With a swift movement of the hand, she cut off the thread. There, it was done now, ready for its death. She looked down fondly on her craft as she held it between her hands. It was a thing, a love-heart shaped thing (at least, supposedly), filled with foam to give it volume. The shape wasn’t perfect and neither was the stitching. But it didn’t have to be.
She put the scissors back in their drawer and found a small kitchen knife. For now that she had finished her creation, it only made sense to butcher it. Unthinkingly, she took her heart-shaped thing and the knife out to the garden, and made a bed for the heart by arranging a few leaves together. The heart rested, seemingly comfortable, unaware of its impending doom, warmed by the sun, lulled by the chirping of birds.
Kneeling in front of the heart, she picked up the knife. Already she felt her throat tighten. She swallowed. Leaning forward ever so slightly, she poked the side of the heart with the tip of the knife, and sat waiting, as if expecting a reaction. When none occurred, she figured she’d have to poke the thing harder.
She swallowed again, trying to push the pain back down, and blinked several times to fight back the tears. She gave one last small, sad smile, and raised the knife above her head. Then, closing her eyes, she forced the knife down, as far down as it could go. When she opened her eyes again, a slit had appeared, and she could make out some of the whitish, cloudy foam.
“I’m so sorry”, she murmured.
She stared at the slit. Her first instinct was to run inside and grab some thread to fix it back together. To make the thing look like the supposedly perfect thing it had looked just a moment ago. To erase the mark of hurt; to erase the mark of the attempt at turning the thing into a complete nothing.
But there was no way she could escape this; it had to be done. And so, she stabbed the heart again. And just as the knife eased its way through the fabric and the foam, so did a memory suddenly hit her conscious mind. And just as the foam oozed out from the larger slit, visions of the past – the beautiful past – filled her up until they flooded her eyes in the form of tears.
She stabbed for all the had beens that she could remember. The laughter, the ecstasy, the excitement; the joyful, meaningful, unforgettable had beens, stabbed until they became joyless, meaningless and forgetabble.

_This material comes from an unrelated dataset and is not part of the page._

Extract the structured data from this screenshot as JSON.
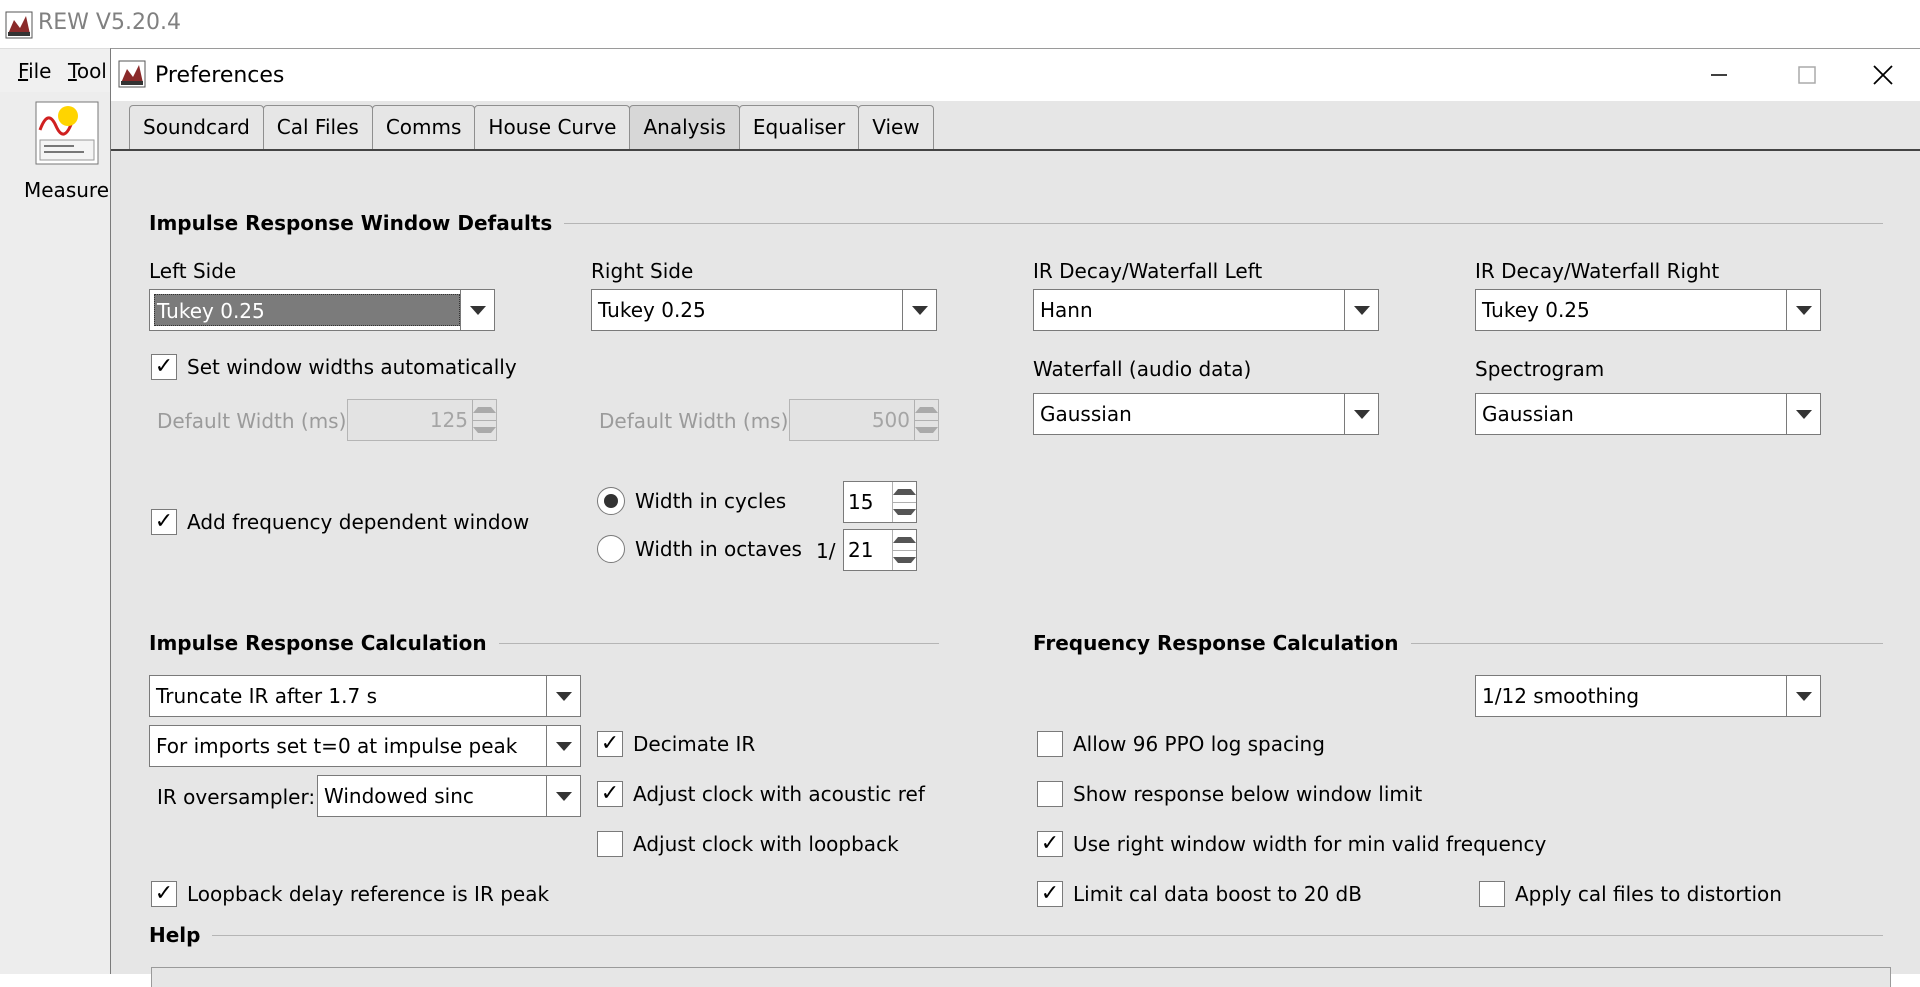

“I am so sorry”, she weeped.
She continued to dig the knife into the heart until she could no longer remember a meaningful had been and her insides felt as twisted and as destroyed as the mess on the bed of leaves. Yet, she had only done half the work. She knew she had to kill every single thing she could, that even a tiny piece of unbroken heart had the potential to keep beating, the savage stubborn thing, and maybe even grow back to its original state. She couldn’t take that risk.
And so, taking a deep breath, she stuck the knife into the thing once more. This was for all the what ifs, all the would bes, the will bes, the maybes, the possibilities. She stabbed all the dreams she had ever dared to dream.
Eventually, the knife fell to the ground from a shaky hand, and the girl curled into a ball to stifle her wailing. The heart-shaped thing, still on its bed of leaves, had turned into little irregular ugly petals of fabric amid a puddle of foam. And she cried and cried, mourning the loss of all that had ever been, and grieving the loss of all that ever could be.